Wednesday, July 02, 2008

Where the cuts are coming from

I was looking for any fallout from the Herald Ombudsman's reaction to a blog post by sports reporter/columnist Armando Salguero and ran into this column from several days ago in which Schumacher-Matos details the layoffs at 1 Herald Plaza.

The relevant excerpts:

The 347 current newsroom staff will be reduced by about 40 people, [Herald Executive Editor Anders Gyllenhaal] said. Most of the cuts will be in management, supervisors, copy editors, photographers and the like. Only about 6 of the 125 reporters will be let go, he said.

The Web, Neighbors, Broward County and investigative staffs remain largely intact, reflecting what the publisher and editor consider important for The Miami Herald's future. Latin American coverage will continue to be seen as part of the paper's ''franchise,'' too, with roughly the same staffing and space, Gyllenhaal said.

Staffing at El Nuevo Herald, which has seen its circulation go up while the English paper's has gone down, will be reduced by 9 employees from a staff of 70, though the two editions will share photographers now. The sharing of some content between the two newspapers will continue to grow, Gyllenhaal said.

Eleven jobs will be outsourced. Archiving, calendar listings and the International Edition will be done now in India, for example, while the six staffers who currently do The Miami Herald's programming on WLRN Radio will be transferred to a new, third-party company.

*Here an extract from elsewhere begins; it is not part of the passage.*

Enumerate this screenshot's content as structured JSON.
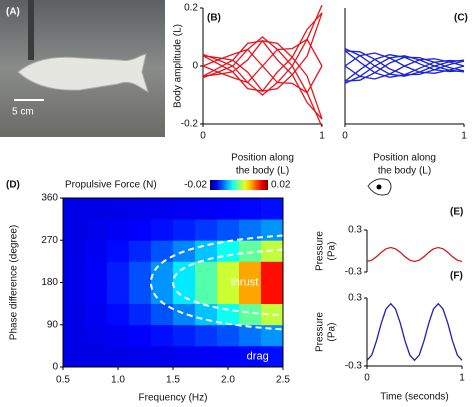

State coverage in Tallahassee and outside the paper's core distribution area of Miami-Dade, Broward and Monroe counties will be reduced by two positions, a trend across the country. Two other positions, classical music and at-large cultural critics may also go. Cultural criticism is arguably important to the community's economic growth. ''We don't yet know how this will end up, but it's a good example of an area of coverage that is very important, and must be in the paper one way or another,'' Gyllenhaal said.

Implementing a universal copy-editing desk and standardizing design templates for inside pages will create internal efficiency that readers may not notice, though I fear that the cuts in copy editors and supervisors treads dangerously on maintaining quality control. Editors keep reporters, especially young ones, in check.
This answers the question of what was happening at the Herald's red-headed step child, El Nuevo Herald.